Hands-on activities are important in my classroom. I laminate the alphabet posters to make a great, hands on tool for letter sound practice. Sometimes I just put them in a sheet protector. My students love play-dough so at the start of the school year, when we’re starting to introduce the different letters and sounds, I use the posters as play-dough mats to invite exploration of the letters. If you don’t like using play-dough, you can use these mats with any small objects to create an invitation to practice the letters by covering the lines of the letters with whatever small objects you have. Children can use small stones, beans, or buttons to build the different letters on the card. Children can also use the laminated the cards and dry erase markers to practice writing the letters. This is a great way to consolidate their knowledge of the alphabet independently in an alphabet literacy center alphabet.

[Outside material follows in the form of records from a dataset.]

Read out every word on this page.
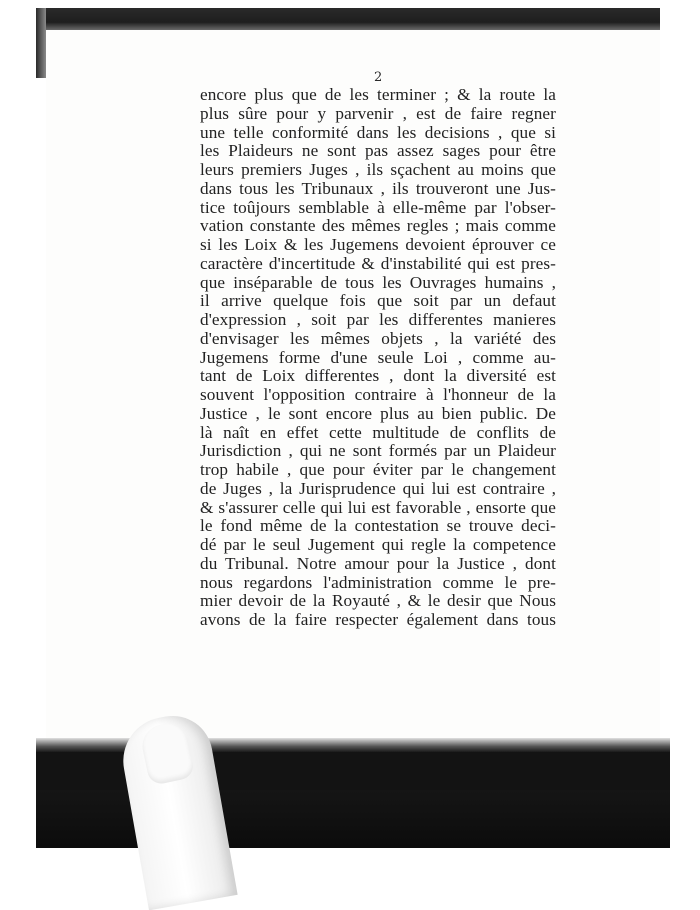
2
encore plus que de les terminer ; & la route la
plus sûre pour y parvenir , est de faire regner
une telle conformité dans les decisions , que si
les Plaideurs ne sont pas assez sages pour être
leurs premiers Juges , ils sçachent au moins que
dans tous les Tribunaux , ils trouveront une Jus-
tice toûjours semblable à elle-même par l'obser-
vation constante des mêmes regles ; mais comme
si les Loix & les Jugemens devoient éprouver ce
caractère d'incertitude & d'instabilité qui est pres-
que inséparable de tous les Ouvrages humains ,
il arrive quelque fois que soit par un defaut
d'expression , soit par les differentes manieres
d'envisager les mêmes objets , la variété des
Jugemens forme d'une seule Loi , comme au-
tant de Loix differentes , dont la diversité est
souvent l'opposition contraire à l'honneur de la
Justice , le sont encore plus au bien public. De
là naît en effet cette multitude de conflits de
Jurisdiction , qui ne sont formés par un Plaideur
trop habile , que pour éviter par le changement
de Juges , la Jurisprudence qui lui est contraire ,
& s'assurer celle qui lui est favorable , ensorte que
le fond même de la contestation se trouve deci-
dé par le seul Jugement qui regle la competence
du Tribunal. Notre amour pour la Justice , dont
nous regardons l'administration comme le pre-
mier devoir de la Royauté , & le desir que Nous
avons de la faire respecter également dans tous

WHY ARE ALPHABET POSTERS IMPORTANT?
Knowing and practicing letters and letter sounds are highly useful for teaching kids to read and write. Alphabet posters provide your students with so many possibilities… Here are just three of many reasons:
- Most letter names give the child a huge clue as to the sound (or one of the sounds) they make. For example, the letter D has the /d/ sound at the beginning and the letter F has the /f/ sound at the end. W, Y, and H are the three exceptions to the place where the name of the letter that has the sound clue.
- Letter names make great labels for letters, as many of the letter sounds are harder to make in isolation. For example, b’s sound in isolation tends to sound more like /buh/, which can make blending it with other letter sounds difficult for beginning readers.
- Letter sounds are more abstract and aren’t as consistent as letter names. Take for example the A in Target. In my experience, it seems more consistent to say, “Oh, I see the letter A in Target,” than “I see an /a/ (short a sound) in Target…but it doesn’t make the /a/ sound. It makes the /r/ sound.” Teacher, what are you talking about?
No matter what you believe regarding letters and letter names, research has established that children who know the names of letters learn letter-sound associations more readily than those without letter-name knowledge. So, teaching letters and sounds in your kindergarten and reviewing them in your early first grade classroom, is important in establishing one part of a strong literacy foundation.